Pablo Albertus, presidente del Centro Industrial de Panaderos de Tucumán y vicepresidente de la Federación Argentina de la Industria del Pan, explicó que los márgenes de rentabilidad se han reducido drásticamente. El costo de la energía eléctrica y el gas son cargas insostenibles, a las que se suman las constantes subas de insumos básicos como la harina (un 6% reciente), productos de papelería y plástico (7-8% en dos meses) y químicos, cuyos precios están dolarizados.
Para intentar paliar esta situación, las panaderías tucumanas aplicarán a partir del 1 de septiembre aumentos de entre 7% y 10% en productos como tortillas, facturas y pizzas. Sin embargo, el precio del pan francés, un alimento de primera necesidad, se mantendrá por ahora entre 3.500 y 4.000 pesos el kilo.
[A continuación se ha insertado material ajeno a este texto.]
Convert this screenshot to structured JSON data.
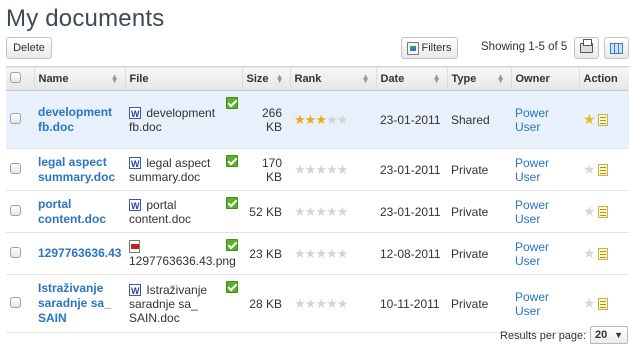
{
  "page": {
    "title": "My documents"
  },
  "toolbar": {
    "delete_label": "Delete",
    "filters_label": "Filters",
    "showing_text": "Showing 1-5 of 5",
    "print_icon": "print-icon",
    "columns_icon": "columns-icon"
  },
  "table": {
    "headers": {
      "name": "Name",
      "file": "File",
      "size": "Size",
      "rank": "Rank",
      "date": "Date",
      "type": "Type",
      "owner": "Owner",
      "action": "Action"
    },
    "rows": [
      {
        "name": "development fb.doc",
        "file": "development fb.doc",
        "file_icon": "word-doc-icon",
        "size": "266 KB",
        "rank": 3,
        "date": "23-01-2011",
        "type": "Shared",
        "owner": "Power User",
        "favorite": true
      },
      {
        "name": "legal aspect summary.doc",
        "file": "legal aspect summary.doc",
        "file_icon": "word-doc-icon",
        "size": "170 KB",
        "rank": 0,
        "date": "23-01-2011",
        "type": "Private",
        "owner": "Power User",
        "favorite": false
      },
      {
        "name": "portal content.doc",
        "file": "portal content.doc",
        "file_icon": "word-doc-icon",
        "size": "52 KB",
        "rank": 0,
        "date": "23-01-2011",
        "type": "Private",
        "owner": "Power User",
        "favorite": false
      },
      {
        "name": "1297763636.43",
        "file": "1297763636.43.png",
        "file_icon": "pdf-icon",
        "size": "23 KB",
        "rank": 0,
        "date": "12-08-2011",
        "type": "Private",
        "owner": "Power User",
        "favorite": false
      },
      {
        "name": "Istraživanje saradnje sa_ SAIN",
        "file": "Istraživanje saradnje sa_ SAIN.doc",
        "file_icon": "word-doc-icon",
        "size": "28 KB",
        "rank": 0,
        "date": "10-11-2011",
        "type": "Private",
        "owner": "Power User",
        "favorite": false
      }
    ],
    "max_rank": 5,
    "selected_row": 0
  },
  "footer": {
    "results_per_page_label": "Results per page:",
    "results_per_page_value": "20"
  },
  "colors": {
    "link": "#2a74c4",
    "star_on": "#f0a818",
    "selected_row_bg": "#e7f0fb"
  }
}
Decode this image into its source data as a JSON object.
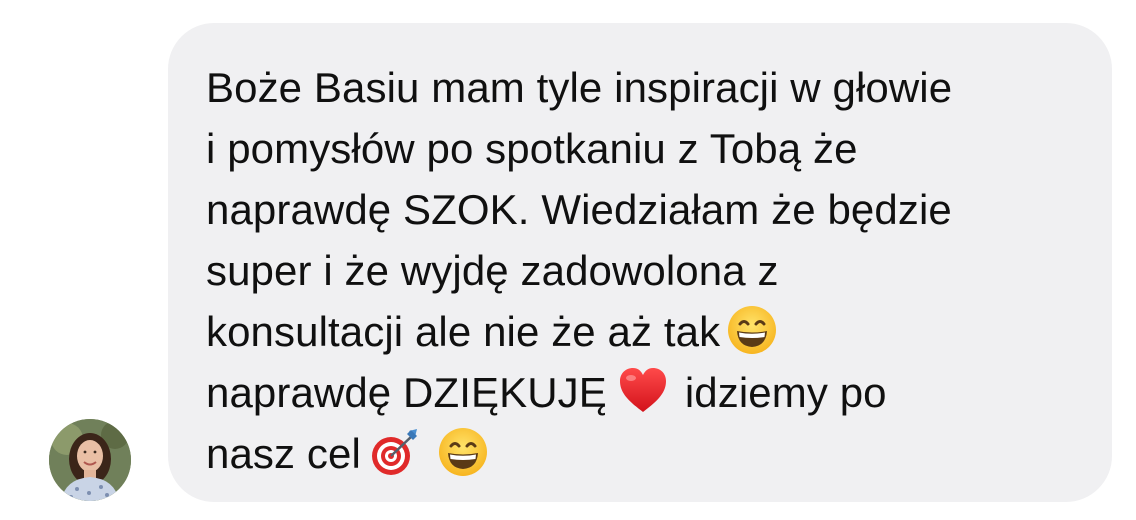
{
  "conversation": {
    "message": {
      "lines": [
        "Boże Basiu mam tyle inspiracji w głowie",
        "i pomysłów po spotkaniu z Tobą że",
        "naprawdę SZOK. Wiedziałam że będzie",
        "super i że wyjdę zadowolona z",
        "konsultacji ale nie że aż tak",
        "naprawdę DZIĘKUJĘ",
        "idziemy po",
        "nasz cel"
      ],
      "emojis": [
        "grinning-face-emoji",
        "red-heart-emoji",
        "direct-hit-emoji",
        "grinning-face-emoji"
      ]
    },
    "avatar": {
      "icon": "profile-photo"
    },
    "colors": {
      "bubble": "#f0f0f2",
      "text": "#101010"
    }
  }
}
Esta decisión responde a la preocupación por el impacto en el bolsillo de los consumidores y el arraigo social de las panaderías, aunque Albertus advirtió que esta medida tiene un plazo limitado, estimando que solo podrá sostenerse por uno o dos meses.
La crisis no es exclusiva de Tucumán; Albertus confirmó que el panorama se repite en buena parte del país. Contrario a lo habitual, este invierno no trajo el esperado repunte de ventas, que suelen crecer entre un 10% y un 15%. Ante este escenario, muchos comercios se vieron obligados a buscar alternativas, incorporando cafeterías, café al paso o productos congelados para generar ingresos adicionales y evitar bajar definitivamente las persianas. La situación también impacta en lo laboral, con la necesidad de redistribuir personal o reducir horas de trabajo para mantener los puestos.